Virtual appliances outside the security space became a reality with many tier 1 ISVs building virtual appliances. BEA launched their LiquidVM initiative. Business Objects, IBM, McAfee and others have all joined in with virtual appliance editions of their software stacks.
Customers were starting to buy production-ready virtual appliances. I’ve met numerous customers who bought virtual appliances and swear by the simplicity and ease of management they offer. Our marketing team will be posting quite a few success stories shortly.
Several leading analysts initiated coverage on virtual appliances. Gartner, IDC, Forrester, Yankee Group and others are actively tracking virtual appliances.

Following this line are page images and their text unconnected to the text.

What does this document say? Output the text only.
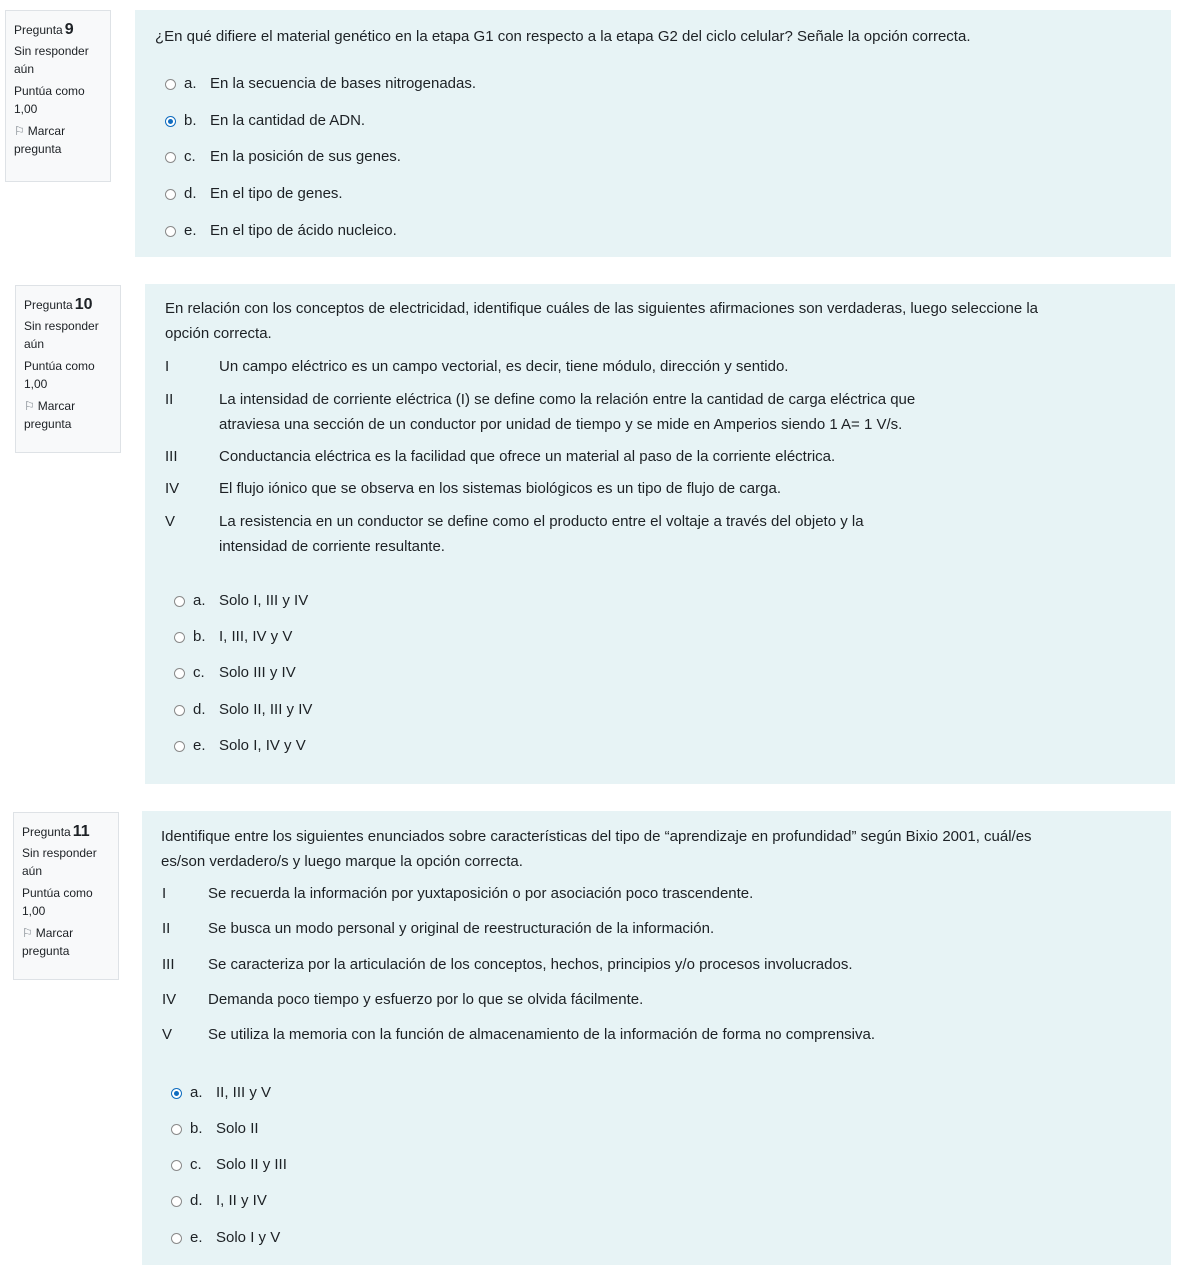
Pregunta 9
Sin responder aún
Puntúa como 1,00
⚐ Marcar pregunta
¿En qué difiere el material genético en la etapa G1 con respecto a la etapa G2 del ciclo celular? Señale la opción correcta.
a. En la secuencia de bases nitrogenadas.
b. En la cantidad de ADN.
c. En la posición de sus genes.
d. En el tipo de genes.
e. En el tipo de ácido nucleico.
Pregunta 10
Sin responder aún
Puntúa como 1,00
⚐ Marcar pregunta
En relación con los conceptos de electricidad, identifique cuáles de las siguientes afirmaciones son verdaderas, luego seleccione la
opción correcta.
I	Un campo eléctrico es un campo vectorial, es decir, tiene módulo, dirección y sentido.
II	La intensidad de corriente eléctrica (I) se define como la relación entre la cantidad de carga eléctrica que
atraviesa una sección de un conductor por unidad de tiempo y se mide en Amperios siendo 1 A= 1 V/s.
III	Conductancia eléctrica es la facilidad que ofrece un material al paso de la corriente eléctrica.
IV	El flujo iónico que se observa en los sistemas biológicos es un tipo de flujo de carga.
V	La resistencia en un conductor se define como el producto entre el voltaje a través del objeto y la
intensidad de corriente resultante.
a. Solo I, III y IV
b. I, III, IV y V
c. Solo III y IV
d. Solo II, III y IV
e. Solo I, IV y V
Pregunta 11
Sin responder aún
Puntúa como 1,00
⚐ Marcar pregunta
Identifique entre los siguientes enunciados sobre características del tipo de “aprendizaje en profundidad” según Bixio 2001, cuál/es
es/son verdadero/s y luego marque la opción correcta.
I	Se recuerda la información por yuxtaposición o por asociación poco trascendente.
II	Se busca un modo personal y original de reestructuración de la información.
III Se caracteriza por la articulación de los conceptos, hechos, principios y/o procesos involucrados.
IV Demanda poco tiempo y esfuerzo por lo que se olvida fácilmente.
V Se utiliza la memoria con la función de almacenamiento de la información de forma no comprensiva.
a. II, III y V
b. Solo II
c. Solo II y III
d. I, II y IV
e. Solo I y V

JeOS (Just Enough OS, pronounced “juice”) started to get traction within the OS community. Ubuntu JeOS is already available – kudos to the Canonical team for being the first OS vendor to take on Virtual Appliances. RedHat announced their intention to offer their version. Even though Microsoft hasn’t really participated in the virtual appliance space, their latest OS offers users the ability as part of Server Cores to install only those components that are required for each server installation and if they can get their licensing and pricing right, they could be a huge player in this space as well. I’m sure Novell and other OS vendors will eventually get on the bandwagon as well.
Leading vendors including Dell, HP, IBM, Microsoft, VMware and XenSource collaborated on Open Virtual Machine Format (OVF), which was submitted to DMTF as a standard for packaging and distributing virtual appliances.
The ecosystem around virtual appliances started growing with many startups either getting in or getting traction. rPath, virtualappliances.net, JumpBox, cohesiveFT stick out in this category.
Several vendors mimicked VMware’s Virtual Appliance Marketplace with their own. Parallels introduced their VA Directory. RedHat rolled out RHX.
Microsoft joined the party with the VHD Test Drive program (launched in November 2006) to allow ISVs to redistribute Windows in a virtual machine for 30-day evaluations.
Srinivas conceptualized and evangelized this concept from the beginning, and shepherded the VAM through its wild growth. I helped build the original site and it's been fun watching both the traffic grow as well as the concept spread through the industry. Throughout last year and this, I've seen many blog posts where people are just getting the concept -- maybe obvious to some, but to others (like me) it was a full-fledged lightbulb going off over my head. And now when you do a search you see ISVs and open source projects touting their latest virtual appliance releases. All this from a small seed in 2005 -- pretty compelling!